Now we did a secondary analysis of risk factors associated with anastomotic leak after proctectomy because the proctectomy did come out as associated with infectious complications. In that subgroup analysis, we actually did find that biologics were associated with an increase in anastomotic leak rate. The statistical significance of this was only at a univariate level of 0.02, so it remains to be seen if this is really a robust effect or not.

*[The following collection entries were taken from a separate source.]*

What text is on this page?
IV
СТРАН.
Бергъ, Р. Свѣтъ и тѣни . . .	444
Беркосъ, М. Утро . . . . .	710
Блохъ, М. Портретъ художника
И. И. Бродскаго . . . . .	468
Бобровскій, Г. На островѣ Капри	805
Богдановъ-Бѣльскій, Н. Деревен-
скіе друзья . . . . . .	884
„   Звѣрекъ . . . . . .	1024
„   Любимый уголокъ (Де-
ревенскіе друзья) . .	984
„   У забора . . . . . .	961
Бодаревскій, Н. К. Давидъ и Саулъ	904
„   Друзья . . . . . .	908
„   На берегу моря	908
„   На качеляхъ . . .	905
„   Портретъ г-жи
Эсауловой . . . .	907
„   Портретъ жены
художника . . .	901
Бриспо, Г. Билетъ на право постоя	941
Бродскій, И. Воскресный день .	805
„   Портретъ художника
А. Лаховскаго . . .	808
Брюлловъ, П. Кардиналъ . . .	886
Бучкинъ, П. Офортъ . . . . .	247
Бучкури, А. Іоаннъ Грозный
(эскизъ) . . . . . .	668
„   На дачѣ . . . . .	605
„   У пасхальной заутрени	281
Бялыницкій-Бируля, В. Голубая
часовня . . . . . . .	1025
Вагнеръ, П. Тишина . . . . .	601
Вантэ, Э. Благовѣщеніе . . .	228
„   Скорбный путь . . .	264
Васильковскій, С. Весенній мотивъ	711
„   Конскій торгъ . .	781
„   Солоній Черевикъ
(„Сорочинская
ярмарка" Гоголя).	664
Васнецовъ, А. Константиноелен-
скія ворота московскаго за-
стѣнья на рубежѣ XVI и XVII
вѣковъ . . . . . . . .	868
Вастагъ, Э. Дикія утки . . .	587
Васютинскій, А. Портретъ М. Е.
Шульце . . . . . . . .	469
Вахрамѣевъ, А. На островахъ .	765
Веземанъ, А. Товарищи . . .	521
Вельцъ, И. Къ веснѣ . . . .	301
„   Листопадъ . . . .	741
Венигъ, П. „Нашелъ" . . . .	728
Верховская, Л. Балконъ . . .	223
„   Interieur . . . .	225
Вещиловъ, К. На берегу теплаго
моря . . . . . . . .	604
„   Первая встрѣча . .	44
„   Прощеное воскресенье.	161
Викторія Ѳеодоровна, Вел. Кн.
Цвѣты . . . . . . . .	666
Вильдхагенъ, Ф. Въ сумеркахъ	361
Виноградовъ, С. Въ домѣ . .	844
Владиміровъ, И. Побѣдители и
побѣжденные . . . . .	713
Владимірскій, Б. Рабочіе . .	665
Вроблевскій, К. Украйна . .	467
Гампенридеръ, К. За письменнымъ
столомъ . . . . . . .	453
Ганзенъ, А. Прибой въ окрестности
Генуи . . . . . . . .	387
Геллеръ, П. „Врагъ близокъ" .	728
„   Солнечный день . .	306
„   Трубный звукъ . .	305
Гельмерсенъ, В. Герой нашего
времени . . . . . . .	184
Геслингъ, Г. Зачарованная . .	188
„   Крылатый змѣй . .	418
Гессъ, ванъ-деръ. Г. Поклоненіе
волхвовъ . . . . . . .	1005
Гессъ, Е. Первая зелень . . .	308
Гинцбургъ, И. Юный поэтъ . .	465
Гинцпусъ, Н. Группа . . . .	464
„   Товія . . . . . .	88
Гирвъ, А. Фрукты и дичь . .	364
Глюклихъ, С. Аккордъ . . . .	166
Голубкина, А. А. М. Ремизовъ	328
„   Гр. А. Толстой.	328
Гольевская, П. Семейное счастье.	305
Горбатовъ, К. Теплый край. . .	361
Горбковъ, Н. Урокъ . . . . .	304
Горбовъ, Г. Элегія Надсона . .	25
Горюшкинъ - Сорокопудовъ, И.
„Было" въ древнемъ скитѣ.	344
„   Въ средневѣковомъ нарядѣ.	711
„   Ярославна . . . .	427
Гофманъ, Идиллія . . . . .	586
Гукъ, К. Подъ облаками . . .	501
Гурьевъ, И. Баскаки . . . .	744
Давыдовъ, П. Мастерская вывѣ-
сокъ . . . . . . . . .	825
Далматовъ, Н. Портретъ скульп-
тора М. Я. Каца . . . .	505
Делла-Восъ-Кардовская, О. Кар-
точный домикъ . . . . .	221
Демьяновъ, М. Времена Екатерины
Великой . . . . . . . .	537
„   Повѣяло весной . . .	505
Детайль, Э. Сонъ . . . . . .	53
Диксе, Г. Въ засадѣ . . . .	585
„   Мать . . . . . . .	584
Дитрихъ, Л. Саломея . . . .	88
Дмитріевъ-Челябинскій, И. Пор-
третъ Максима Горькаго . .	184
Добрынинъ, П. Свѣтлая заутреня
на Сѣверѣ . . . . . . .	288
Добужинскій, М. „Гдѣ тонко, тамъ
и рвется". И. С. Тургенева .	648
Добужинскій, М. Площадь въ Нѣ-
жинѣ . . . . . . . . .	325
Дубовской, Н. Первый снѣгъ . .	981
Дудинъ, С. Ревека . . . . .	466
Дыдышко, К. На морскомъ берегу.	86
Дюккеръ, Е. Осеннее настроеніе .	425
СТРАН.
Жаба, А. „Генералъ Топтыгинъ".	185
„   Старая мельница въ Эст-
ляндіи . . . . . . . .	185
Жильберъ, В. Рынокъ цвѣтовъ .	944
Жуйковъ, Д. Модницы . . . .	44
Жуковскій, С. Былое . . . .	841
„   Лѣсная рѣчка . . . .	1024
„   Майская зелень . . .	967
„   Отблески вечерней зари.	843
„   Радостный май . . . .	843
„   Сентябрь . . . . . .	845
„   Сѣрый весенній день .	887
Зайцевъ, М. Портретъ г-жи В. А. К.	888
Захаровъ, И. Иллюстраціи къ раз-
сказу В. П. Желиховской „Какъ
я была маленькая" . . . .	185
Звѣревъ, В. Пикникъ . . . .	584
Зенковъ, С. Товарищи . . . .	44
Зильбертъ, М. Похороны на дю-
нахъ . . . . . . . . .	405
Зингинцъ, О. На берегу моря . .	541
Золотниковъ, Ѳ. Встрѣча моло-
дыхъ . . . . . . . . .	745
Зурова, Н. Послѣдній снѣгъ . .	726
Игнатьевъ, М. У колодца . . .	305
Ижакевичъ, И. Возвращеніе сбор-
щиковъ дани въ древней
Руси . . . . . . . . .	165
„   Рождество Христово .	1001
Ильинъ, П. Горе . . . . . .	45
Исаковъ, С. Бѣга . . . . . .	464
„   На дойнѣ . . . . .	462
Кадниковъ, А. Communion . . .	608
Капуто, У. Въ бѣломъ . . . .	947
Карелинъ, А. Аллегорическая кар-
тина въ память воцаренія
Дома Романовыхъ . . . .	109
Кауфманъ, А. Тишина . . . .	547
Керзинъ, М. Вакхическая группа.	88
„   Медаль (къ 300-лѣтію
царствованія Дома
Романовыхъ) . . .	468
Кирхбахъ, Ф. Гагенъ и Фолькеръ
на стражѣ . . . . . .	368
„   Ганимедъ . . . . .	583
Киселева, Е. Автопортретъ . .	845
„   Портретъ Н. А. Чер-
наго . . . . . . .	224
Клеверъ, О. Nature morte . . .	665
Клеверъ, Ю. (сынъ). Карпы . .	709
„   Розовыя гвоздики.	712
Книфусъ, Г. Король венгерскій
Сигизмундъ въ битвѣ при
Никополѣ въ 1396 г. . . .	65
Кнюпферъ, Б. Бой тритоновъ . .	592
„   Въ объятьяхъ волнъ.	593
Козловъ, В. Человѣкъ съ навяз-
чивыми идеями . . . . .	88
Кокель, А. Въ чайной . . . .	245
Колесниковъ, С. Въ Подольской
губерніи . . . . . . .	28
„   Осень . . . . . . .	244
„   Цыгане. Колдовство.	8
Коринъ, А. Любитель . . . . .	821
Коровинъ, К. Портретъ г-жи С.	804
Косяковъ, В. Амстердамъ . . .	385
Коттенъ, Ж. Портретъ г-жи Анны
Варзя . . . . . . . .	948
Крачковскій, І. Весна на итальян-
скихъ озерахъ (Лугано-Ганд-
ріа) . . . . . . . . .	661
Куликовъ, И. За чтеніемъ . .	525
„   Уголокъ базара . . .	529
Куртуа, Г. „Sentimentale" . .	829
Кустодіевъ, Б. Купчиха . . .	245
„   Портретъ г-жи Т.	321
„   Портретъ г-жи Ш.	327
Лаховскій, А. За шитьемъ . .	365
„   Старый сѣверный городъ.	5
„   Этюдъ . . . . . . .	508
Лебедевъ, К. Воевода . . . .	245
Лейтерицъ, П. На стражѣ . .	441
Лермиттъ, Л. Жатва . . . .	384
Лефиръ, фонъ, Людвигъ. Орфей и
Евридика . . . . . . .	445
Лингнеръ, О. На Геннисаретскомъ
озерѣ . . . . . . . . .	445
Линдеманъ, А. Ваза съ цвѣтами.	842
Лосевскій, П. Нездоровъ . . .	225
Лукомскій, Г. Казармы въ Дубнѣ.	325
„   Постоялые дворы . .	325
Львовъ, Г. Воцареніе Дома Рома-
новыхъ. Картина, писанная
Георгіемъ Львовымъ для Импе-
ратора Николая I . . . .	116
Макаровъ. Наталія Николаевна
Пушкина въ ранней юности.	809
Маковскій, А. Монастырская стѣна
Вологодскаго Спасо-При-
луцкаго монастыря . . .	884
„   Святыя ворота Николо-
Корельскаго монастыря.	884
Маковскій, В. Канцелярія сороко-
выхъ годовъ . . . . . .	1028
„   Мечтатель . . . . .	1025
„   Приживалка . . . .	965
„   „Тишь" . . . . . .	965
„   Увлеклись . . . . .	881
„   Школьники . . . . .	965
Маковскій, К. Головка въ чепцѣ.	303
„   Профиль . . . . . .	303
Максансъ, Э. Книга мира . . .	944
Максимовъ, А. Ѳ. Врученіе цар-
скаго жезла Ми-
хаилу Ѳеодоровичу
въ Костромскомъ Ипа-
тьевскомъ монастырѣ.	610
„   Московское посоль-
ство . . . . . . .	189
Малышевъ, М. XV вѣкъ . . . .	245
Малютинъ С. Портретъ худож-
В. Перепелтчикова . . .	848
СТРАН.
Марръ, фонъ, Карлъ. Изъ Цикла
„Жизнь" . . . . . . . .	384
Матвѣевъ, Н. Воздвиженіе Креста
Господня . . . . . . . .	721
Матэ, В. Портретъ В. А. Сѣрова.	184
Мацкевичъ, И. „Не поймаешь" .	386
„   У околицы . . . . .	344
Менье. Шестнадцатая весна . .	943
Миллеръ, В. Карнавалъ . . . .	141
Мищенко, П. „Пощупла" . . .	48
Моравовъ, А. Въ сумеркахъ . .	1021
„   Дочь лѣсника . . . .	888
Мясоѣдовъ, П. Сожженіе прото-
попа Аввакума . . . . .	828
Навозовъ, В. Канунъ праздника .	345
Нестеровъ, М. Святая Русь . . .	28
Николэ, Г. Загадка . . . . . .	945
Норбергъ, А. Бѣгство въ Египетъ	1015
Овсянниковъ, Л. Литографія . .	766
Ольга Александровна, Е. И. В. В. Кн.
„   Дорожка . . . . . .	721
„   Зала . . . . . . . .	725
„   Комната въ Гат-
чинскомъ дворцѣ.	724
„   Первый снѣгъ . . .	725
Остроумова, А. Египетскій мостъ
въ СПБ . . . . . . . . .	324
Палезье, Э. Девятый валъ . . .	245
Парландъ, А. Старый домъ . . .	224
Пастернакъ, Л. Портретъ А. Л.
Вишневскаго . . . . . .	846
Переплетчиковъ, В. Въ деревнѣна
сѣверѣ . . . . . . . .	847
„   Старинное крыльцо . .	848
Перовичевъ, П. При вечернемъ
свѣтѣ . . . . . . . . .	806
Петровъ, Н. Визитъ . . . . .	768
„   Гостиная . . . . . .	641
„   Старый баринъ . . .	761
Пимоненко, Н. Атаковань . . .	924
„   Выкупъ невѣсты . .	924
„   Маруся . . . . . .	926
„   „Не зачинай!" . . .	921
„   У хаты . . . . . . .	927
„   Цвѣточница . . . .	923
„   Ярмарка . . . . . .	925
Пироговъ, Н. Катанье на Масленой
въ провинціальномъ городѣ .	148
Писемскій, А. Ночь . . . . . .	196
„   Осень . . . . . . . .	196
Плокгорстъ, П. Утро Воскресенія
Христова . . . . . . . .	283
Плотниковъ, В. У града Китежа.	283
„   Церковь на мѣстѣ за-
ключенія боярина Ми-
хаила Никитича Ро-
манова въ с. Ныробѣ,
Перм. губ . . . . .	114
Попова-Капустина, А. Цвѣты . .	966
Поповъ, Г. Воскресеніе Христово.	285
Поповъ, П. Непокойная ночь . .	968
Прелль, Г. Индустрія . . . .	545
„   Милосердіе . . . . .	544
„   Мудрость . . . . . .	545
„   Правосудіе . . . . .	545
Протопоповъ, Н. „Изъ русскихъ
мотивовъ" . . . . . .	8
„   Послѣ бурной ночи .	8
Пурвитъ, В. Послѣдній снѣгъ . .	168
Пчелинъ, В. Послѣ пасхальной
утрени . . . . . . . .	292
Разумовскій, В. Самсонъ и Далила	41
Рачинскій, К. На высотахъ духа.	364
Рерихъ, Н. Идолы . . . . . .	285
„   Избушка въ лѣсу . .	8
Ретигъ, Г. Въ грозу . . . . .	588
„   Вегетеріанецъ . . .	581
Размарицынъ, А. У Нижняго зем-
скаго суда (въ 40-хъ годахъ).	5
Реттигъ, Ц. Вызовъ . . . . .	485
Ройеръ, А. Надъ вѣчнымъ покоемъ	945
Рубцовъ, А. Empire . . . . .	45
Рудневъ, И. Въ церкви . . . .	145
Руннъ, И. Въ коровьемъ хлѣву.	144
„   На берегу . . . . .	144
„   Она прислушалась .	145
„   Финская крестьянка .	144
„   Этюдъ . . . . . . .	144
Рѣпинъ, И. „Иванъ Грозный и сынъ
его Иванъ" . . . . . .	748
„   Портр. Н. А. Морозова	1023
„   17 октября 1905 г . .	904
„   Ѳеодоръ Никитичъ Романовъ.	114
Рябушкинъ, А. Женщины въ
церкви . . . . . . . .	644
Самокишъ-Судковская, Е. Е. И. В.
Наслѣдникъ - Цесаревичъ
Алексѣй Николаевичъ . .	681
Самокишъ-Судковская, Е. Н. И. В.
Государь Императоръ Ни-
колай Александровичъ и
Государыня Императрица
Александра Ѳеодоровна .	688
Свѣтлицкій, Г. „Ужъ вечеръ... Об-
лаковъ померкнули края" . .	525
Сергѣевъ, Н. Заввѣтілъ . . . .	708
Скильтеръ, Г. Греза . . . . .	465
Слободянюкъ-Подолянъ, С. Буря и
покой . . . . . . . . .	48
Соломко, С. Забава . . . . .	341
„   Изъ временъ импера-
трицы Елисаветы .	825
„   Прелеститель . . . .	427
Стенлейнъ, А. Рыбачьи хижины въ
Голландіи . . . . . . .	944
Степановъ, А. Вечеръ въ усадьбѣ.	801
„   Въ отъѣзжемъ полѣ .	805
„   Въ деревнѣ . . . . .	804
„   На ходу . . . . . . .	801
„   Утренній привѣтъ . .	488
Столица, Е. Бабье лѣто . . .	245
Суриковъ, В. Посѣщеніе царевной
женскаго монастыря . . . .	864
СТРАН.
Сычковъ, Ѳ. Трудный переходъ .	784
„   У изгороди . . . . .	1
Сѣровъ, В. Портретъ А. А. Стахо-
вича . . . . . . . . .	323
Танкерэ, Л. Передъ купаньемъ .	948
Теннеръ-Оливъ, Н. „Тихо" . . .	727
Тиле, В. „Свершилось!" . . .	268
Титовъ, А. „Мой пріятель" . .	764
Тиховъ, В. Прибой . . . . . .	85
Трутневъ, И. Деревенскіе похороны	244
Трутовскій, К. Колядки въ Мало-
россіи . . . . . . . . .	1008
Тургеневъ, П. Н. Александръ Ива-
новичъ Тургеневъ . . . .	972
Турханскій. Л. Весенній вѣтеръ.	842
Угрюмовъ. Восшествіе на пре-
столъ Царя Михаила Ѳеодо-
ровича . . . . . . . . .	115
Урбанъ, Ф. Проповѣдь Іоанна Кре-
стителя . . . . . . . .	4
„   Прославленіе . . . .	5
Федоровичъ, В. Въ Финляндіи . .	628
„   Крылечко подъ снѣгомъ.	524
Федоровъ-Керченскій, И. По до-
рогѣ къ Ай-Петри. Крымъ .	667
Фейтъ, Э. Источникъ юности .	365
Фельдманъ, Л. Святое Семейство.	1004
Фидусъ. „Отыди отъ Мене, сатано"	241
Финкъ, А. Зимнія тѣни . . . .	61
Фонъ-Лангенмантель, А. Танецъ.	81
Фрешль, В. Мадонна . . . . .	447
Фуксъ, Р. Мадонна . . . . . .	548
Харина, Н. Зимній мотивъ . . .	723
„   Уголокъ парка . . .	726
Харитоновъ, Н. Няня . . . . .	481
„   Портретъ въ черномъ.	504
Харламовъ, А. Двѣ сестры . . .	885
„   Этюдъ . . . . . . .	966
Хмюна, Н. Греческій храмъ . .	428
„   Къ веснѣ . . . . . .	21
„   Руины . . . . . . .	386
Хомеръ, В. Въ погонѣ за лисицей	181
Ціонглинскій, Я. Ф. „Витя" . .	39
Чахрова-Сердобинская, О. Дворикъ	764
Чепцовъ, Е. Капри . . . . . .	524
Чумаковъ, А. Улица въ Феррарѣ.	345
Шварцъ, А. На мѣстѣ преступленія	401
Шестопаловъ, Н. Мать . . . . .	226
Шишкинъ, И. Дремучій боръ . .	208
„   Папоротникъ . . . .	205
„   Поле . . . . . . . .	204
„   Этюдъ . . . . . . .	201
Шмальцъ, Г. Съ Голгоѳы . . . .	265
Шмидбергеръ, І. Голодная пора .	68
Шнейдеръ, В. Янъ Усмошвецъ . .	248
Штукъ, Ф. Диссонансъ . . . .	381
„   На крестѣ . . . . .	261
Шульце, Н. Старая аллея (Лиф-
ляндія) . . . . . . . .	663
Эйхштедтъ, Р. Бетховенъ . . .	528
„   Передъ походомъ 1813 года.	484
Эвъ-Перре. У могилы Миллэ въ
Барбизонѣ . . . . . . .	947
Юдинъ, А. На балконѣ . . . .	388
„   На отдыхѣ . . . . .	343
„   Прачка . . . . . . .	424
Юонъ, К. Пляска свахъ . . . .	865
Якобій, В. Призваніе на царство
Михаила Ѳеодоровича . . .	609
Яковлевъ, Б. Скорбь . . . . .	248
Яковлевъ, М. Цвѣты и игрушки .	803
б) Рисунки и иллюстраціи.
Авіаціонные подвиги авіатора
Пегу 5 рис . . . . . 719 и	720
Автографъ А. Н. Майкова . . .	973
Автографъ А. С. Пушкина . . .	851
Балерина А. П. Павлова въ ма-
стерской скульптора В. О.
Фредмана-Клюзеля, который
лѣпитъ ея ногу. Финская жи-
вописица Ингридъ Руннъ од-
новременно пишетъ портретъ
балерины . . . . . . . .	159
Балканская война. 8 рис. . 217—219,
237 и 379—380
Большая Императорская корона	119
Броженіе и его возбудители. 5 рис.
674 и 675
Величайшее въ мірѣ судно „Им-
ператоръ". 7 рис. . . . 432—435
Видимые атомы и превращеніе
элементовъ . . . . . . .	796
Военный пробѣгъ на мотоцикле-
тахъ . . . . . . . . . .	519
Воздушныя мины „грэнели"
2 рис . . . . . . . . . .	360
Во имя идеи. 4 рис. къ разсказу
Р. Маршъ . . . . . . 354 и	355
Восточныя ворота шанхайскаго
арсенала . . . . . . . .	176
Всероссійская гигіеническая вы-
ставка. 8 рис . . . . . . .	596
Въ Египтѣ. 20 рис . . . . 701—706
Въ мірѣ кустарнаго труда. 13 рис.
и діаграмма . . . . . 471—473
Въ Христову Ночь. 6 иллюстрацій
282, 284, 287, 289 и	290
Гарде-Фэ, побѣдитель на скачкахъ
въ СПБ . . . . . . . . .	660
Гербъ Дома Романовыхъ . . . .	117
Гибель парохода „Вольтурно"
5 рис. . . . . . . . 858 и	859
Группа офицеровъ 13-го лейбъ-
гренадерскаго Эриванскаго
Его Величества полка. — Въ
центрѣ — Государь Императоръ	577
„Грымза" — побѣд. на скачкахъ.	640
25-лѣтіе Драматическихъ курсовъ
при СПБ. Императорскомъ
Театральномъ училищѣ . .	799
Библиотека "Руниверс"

Presently, we are gathering an additional year of data to increase the size of this cohort to see if we can't suss that more subtle secondary finding, but I would not hang my hat on that at this time on at all.
Some of the limitations of this study were that it is only limited to 30-day follow-up, but for most surgical outcomes, that's OK. As I mentioned, although we had 1500 patients and this is the largest study— larger than the PUCCINI study, actually— it's still relatively low numbers in subgroups, such as those with pouches or certain types of ileocolic resection.
Subgroup analysis, as mentioned, it was somewhat limited due to limited numbers. But the strength of the study, as mentioned, it's one of the largest studies to date, if not the largest. Looking at this question, it's been vexing us for the last 20 years, basically.
There are multivariate analyses with robust adjustment for monitoring confounders, such as stoma use and concurrent immunomodulator or corticosteroid use, anemia and malnutrition, all of which we believe are associated with postoperative infectious complications. When adjusting for all of those, biologics did not seem to be associated with postoperative infectious complications, nor overall surgical-site infections.
The interesting hypothesis that got generated out of this work is that biologics before proctectomy may be associated with an increased anastomotic leak. Hopefully, we'll be back next year to share more data on that.
I want to thank all the different collaborators and NSQIP champions and surgical clinical reviewers from the 10 institutions that helped contribute data to this project and make it possible. Thank you.